Presiden Prabowo Putuskan Kedudukan Polri Tetap di Bawah Presiden
Foto: Ilustrasi Presiden Prabowo Putuskan Kedudukan Polri Tetap di Bawah Presiden.

Presiden Prabowo Subianto memutuskan kedudukan Kepolisian Negara Republik Indonesia (Polri) tetap berada langsung di bawah otoritas kepresidenan pada Selasa (5/5/2026). Keputusan ini diambil usai menerima rekomendasi dari Komisi Percepatan Reformasi Polri di Kompleks Istana Kepresidenan Jakarta.

Menteri Koordinator Bidang Hukum, HAM, Imigrasi dan Pemasyarakatan Yusril Ihza Mahendra memberikan keterangan terkait hasil pertemuan tersebut.
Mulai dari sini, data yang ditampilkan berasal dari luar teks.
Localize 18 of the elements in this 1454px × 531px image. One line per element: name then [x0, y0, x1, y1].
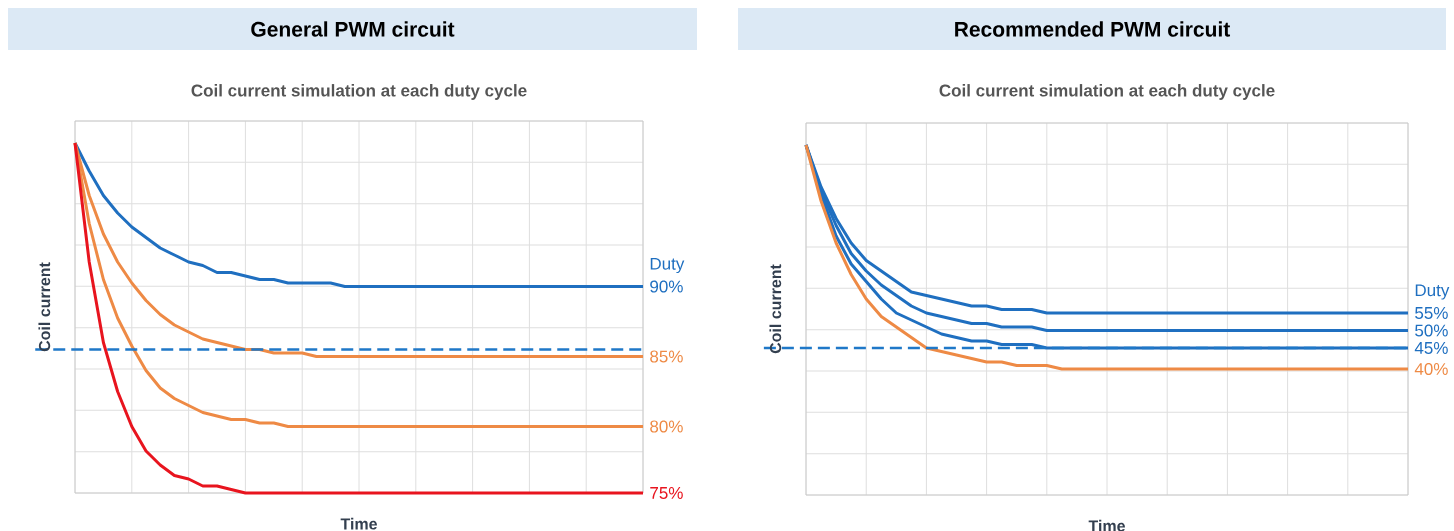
legend-title: Duty [650, 257, 685, 274]
series-label: 85% [650, 350, 683, 363]
series-label: 50% [1415, 324, 1448, 337]
chart-subtitle: Coil current simulation at each duty cycle [191, 84, 527, 100]
series-label: 40% [1414, 363, 1448, 376]
legend-title: Duty [1415, 284, 1450, 300]
x-axis-title: Time [1088, 519, 1125, 531]
x-axis-title: Time [340, 517, 377, 530]
series-label: 90% [650, 280, 683, 293]
chart-title: General PWM circuit [251, 21, 455, 37]
chart-title: Recommended PWM circuit [955, 21, 1231, 37]
y-axis-title: Coil current [38, 262, 51, 352]
series-label: 55% [1415, 307, 1448, 319]
y-axis-title: Coil current [769, 264, 782, 354]
series-label: 75% [650, 487, 683, 499]
series-label: 45% [1414, 342, 1448, 354]
chart-subtitle: Coil current simulation at each duty cycle [939, 84, 1275, 100]
series-label: 80% [650, 420, 683, 433]
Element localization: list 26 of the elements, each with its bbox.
Dilansir dari Nasional, pemerintah memastikan tidak ada perubahan struktural yang menggeser posisi kepolisian ke kementerian tertentu.
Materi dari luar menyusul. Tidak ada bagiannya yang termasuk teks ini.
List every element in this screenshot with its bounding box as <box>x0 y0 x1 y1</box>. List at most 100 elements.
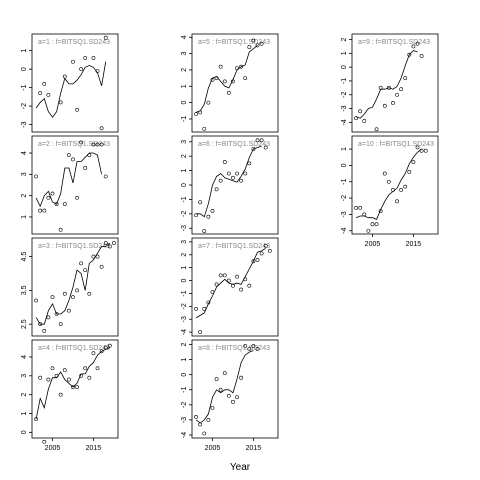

"Mengenai kedudukan Polri, tetap seperti sekarang, Polri langsung di bawah presiden," kata Yusril Ihza Mahendra, Menteri Koordinator Bidang Hukum, HAM, Imigrasi dan Pemasyarakatan.

Penegasan posisi ini sekaligus menepis wacana pembentukan lembaga baru yang menaungi fungsi kepolisian. Yusril menyebutkan bahwa tidak ada arahan untuk melakukan integrasi Polri ke dalam portofolio kementerian yang sudah ada saat ini.

"Tidak dibentuk Kementerian Keamanan atau Kementerian Kepolisian atau meletakkan kepolisian di kawah kementerian yang ada sekarang, Polri tetap langsung di bawah presiden," ujar Yusril Ihza Mahendra, Menteri Koordinator Bidang Hukum, HAM, Imigrasi dan Pemasyarakatan.

Selain masalah posisi struktural, mekanisme pengisian jabatan pimpinan tertinggi kepolisian juga menjadi sorotan. Prabowo memilih untuk mempertahankan prosedur pelibatan legislatif dalam menentukan figur yang akan menjabat sebagai Kapolri.

"Apakah pengangkatan kapolri iu langsung diangkat oleh presiden, ataukah presiden mengajukan satu atau dua atau lebih nama kepada DPR dan DPR diminta persetujuan lalu presiden mengangkatnya, ada dua pendapat," ujar Yusril Ihza Mahendra, Menteri Koordinator Bidang Hukum, HAM, Imigrasi dan Pemasyarakatan.

Pertimbangan ini muncul setelah komisi memberikan dua opsi mengenai tata cara pengangkatan pejabat tersebut. Pada akhirnya, presiden memilih untuk konsisten dengan regulasi yang sedang berjalan di Indonesia.

"Pak Presiden sudah memilih bahwa beliau tetap akan mengikuti apa yang berlaku sekarang," imbuh Yusril Ihza Mahendra, Menteri Koordinator Bidang Hukum, HAM, Imigrasi dan Pemasyarakatan.